Nur Azmina Mohamad Zamani MSc Dissertation 2015/16

Experimental Performance Analysis for the Parameter-less Population Pyramid

Supervised by D.Sudholt

Abstract

There are many difficult optimisation  problems and evolutionary optimisation  techniques are often used to solve those problems. There are some evolutionary techniques that are parameter-less and some required parameter to perform the algorithm. For this project, we perform experiments with Parameter-less Population Pyramid (P3) to solve three combinatorial optimisation  problems which are 0-1 Knapsack, Makespan  Scheduling and MAX-SAT. P3 is a parameter-less evolutionary algorithm to perform optimisation  and forms a pyramid-like structure where each level has a population of solutions that represents the evolution. It is a combination of an efficient local search, Hill Climbing with model-building methods (clustering) of Linkage Learning Genetic Algorithm (LTGA) for crossover. Hence, P3 was p erformed  by building up a pyramid of expanding population iteratively where Hill Climbing was used to achieve local optimum and the clustering methods of performing the crossover was applied during the enhancement of the solutions (populations) in the pyramid.

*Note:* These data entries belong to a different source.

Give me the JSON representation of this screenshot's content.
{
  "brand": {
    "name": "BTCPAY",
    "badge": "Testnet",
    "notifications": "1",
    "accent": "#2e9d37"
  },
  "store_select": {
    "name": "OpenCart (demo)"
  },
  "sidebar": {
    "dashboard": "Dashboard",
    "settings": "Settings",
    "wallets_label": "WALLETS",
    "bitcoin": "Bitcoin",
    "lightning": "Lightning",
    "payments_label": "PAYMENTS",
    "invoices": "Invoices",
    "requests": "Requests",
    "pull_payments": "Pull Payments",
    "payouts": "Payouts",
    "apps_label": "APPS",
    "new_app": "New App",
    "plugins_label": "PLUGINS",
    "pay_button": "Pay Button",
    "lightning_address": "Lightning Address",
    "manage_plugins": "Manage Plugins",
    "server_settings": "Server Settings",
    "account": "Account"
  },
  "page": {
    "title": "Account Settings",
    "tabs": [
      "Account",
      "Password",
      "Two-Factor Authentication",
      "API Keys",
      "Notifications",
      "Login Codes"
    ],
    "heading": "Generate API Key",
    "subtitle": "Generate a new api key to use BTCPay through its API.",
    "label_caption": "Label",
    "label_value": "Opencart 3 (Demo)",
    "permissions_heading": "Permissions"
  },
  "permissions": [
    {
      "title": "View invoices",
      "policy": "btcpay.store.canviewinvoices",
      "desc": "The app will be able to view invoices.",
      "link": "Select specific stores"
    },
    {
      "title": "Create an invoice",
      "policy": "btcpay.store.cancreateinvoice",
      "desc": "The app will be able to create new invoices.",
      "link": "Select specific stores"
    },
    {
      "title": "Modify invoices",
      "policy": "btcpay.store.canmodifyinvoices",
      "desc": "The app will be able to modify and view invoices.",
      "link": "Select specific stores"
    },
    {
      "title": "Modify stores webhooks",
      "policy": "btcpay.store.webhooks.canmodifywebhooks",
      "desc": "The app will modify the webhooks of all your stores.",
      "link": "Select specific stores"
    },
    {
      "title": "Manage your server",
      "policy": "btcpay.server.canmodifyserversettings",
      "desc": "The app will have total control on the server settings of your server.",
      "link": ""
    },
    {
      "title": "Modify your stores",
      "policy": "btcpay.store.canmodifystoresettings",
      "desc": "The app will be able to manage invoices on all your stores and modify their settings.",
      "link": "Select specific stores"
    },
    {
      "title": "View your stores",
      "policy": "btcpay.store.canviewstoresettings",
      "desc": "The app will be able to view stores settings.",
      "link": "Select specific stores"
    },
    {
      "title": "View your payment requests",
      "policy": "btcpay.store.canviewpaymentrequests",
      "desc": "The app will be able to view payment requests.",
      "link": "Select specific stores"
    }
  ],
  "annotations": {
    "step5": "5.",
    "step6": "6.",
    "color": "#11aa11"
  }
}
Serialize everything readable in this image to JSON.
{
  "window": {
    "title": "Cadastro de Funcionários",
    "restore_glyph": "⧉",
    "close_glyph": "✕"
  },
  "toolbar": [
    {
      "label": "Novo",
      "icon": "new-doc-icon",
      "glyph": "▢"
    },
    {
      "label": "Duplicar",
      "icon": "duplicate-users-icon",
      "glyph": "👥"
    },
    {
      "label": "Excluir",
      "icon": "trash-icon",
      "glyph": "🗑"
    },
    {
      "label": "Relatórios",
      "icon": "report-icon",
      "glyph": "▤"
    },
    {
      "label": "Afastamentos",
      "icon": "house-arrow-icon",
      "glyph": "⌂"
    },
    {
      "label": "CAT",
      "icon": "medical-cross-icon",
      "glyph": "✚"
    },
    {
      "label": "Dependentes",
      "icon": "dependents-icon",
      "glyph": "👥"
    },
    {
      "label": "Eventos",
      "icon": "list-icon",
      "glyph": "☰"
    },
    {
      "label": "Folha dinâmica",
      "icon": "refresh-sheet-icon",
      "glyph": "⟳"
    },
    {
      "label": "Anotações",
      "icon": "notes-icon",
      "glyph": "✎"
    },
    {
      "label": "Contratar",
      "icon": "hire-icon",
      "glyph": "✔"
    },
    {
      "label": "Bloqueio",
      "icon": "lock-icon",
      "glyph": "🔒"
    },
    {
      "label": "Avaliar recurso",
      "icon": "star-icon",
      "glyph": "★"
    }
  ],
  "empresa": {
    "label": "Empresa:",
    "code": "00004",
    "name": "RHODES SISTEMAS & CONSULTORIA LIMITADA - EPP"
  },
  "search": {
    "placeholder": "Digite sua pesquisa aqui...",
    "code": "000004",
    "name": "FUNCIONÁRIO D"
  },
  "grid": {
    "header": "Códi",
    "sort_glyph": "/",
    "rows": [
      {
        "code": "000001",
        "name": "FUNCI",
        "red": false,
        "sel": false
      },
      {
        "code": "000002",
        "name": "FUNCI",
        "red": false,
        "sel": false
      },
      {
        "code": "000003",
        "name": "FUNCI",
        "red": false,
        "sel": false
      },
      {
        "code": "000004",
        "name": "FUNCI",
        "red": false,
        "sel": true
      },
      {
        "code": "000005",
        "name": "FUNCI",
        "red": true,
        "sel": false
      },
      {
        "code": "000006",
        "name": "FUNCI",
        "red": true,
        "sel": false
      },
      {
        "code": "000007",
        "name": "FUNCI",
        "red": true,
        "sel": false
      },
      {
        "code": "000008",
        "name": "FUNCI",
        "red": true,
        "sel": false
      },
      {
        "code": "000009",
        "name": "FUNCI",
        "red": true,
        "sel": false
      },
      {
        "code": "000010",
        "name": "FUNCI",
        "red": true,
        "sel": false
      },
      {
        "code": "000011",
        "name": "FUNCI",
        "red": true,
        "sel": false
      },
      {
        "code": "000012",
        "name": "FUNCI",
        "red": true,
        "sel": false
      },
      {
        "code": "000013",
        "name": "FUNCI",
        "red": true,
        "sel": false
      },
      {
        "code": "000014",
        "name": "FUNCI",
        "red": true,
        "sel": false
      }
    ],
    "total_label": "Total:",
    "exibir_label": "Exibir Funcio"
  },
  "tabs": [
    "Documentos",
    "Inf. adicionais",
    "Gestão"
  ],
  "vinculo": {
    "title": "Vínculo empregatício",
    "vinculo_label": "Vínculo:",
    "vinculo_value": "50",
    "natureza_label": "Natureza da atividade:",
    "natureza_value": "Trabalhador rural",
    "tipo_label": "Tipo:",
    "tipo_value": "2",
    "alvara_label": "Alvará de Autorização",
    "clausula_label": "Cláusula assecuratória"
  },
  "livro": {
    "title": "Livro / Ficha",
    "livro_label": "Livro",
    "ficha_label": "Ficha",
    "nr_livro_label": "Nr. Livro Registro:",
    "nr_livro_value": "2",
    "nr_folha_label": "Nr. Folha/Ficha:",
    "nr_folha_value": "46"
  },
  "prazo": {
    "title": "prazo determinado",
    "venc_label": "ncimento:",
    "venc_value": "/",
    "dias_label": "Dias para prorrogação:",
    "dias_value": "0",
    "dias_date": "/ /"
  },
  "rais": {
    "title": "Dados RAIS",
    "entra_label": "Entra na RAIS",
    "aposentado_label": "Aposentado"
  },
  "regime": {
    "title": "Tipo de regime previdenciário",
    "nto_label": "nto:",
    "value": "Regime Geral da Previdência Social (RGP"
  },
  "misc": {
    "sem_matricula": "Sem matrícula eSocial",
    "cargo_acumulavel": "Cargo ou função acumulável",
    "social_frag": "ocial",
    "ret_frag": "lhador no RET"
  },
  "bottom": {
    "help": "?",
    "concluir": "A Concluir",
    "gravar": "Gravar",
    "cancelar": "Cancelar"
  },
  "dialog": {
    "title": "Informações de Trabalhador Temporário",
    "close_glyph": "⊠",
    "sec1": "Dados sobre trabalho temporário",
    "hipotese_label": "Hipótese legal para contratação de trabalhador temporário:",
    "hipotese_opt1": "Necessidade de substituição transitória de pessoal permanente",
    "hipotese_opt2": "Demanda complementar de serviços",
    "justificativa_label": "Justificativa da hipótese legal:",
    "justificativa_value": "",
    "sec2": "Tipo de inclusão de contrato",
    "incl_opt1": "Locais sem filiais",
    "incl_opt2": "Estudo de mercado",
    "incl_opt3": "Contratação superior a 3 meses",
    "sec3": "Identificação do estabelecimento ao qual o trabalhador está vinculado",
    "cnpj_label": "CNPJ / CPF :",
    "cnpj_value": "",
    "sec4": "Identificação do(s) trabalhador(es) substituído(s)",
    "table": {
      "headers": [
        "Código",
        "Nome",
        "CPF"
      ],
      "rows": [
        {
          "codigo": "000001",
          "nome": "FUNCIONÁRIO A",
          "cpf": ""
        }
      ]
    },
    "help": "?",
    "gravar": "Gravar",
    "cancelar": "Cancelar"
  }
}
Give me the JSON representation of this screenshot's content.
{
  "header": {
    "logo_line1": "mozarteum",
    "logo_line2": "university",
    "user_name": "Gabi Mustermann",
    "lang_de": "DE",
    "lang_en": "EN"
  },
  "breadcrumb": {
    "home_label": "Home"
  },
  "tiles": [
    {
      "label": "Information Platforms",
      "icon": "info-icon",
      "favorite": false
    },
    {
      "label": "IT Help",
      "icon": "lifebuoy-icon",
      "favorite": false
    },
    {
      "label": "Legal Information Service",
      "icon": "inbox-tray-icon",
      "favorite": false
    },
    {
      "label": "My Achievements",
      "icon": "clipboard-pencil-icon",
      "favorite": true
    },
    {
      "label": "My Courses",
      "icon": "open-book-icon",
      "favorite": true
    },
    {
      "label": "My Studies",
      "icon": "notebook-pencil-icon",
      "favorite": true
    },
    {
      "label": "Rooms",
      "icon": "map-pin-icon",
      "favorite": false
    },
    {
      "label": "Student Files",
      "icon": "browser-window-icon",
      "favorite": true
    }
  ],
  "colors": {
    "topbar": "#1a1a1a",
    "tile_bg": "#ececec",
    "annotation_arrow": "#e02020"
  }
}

Hill Climbing is performed by flipping each bit randomly (mutation) and evaluated to produce the local optimum (improving solution). Then, clustering is used to group decision variables to ensure the variables that belongs together (merged) remain together. This is called Cluster-creation in which P3 tries to learn what good building blocks are. The building blocks consist of good solutions which are useful during crossover. This merging is determined by calculating entropy and distance between the clusters. Finally, Cluster-usage is applied. In respect to the clusters obtained during Cluster-creation, the Cluster-usage and the donation process aim to combine good genetic information by performing crossover between the populations and the improving solution. The donation process will run over the populations randomly and the donor must be at least one gene different from the improving solution to be evaluated. Fitness improvement will be checked for evaluation to find the best solution. This method of clustering is an effective operator by storing the useful clusters and it is better than a standard crossover. This is because a standard crossover is usually quite disruptive and can destroy the good building blocks easily.

The experiment is performed by comparing P3 with Hill Climbing to observe the significance of the crossover method and also by comparing P3 with the modified P3 to observe the importance of applying the clustering technique. The modified P3 is where clustering method is removed. Therefore, we experiment with P3 using the variable sizes of 5, 10, 20, 50, 80 and 100 to measure the speed of the algorithms in obtaining its best fitness. Another analysis is performed to measure the average fitness over the number of generations for a fixed variable size. In addition, the number of evaluations varies during the generation and therefore, an analysis of average fitness over the number of evaluations is also conducted. These analyses are plotted using JFreeChart  JAVA library and the implementations are performed using JAVA with Eclipse as its platform. From the results obtained, P3 has been proven to have the best performance compared to Hill Climber and the modified P3. This is because P3 applies a hierarchical technique to achieve its best fitness in an efficient way.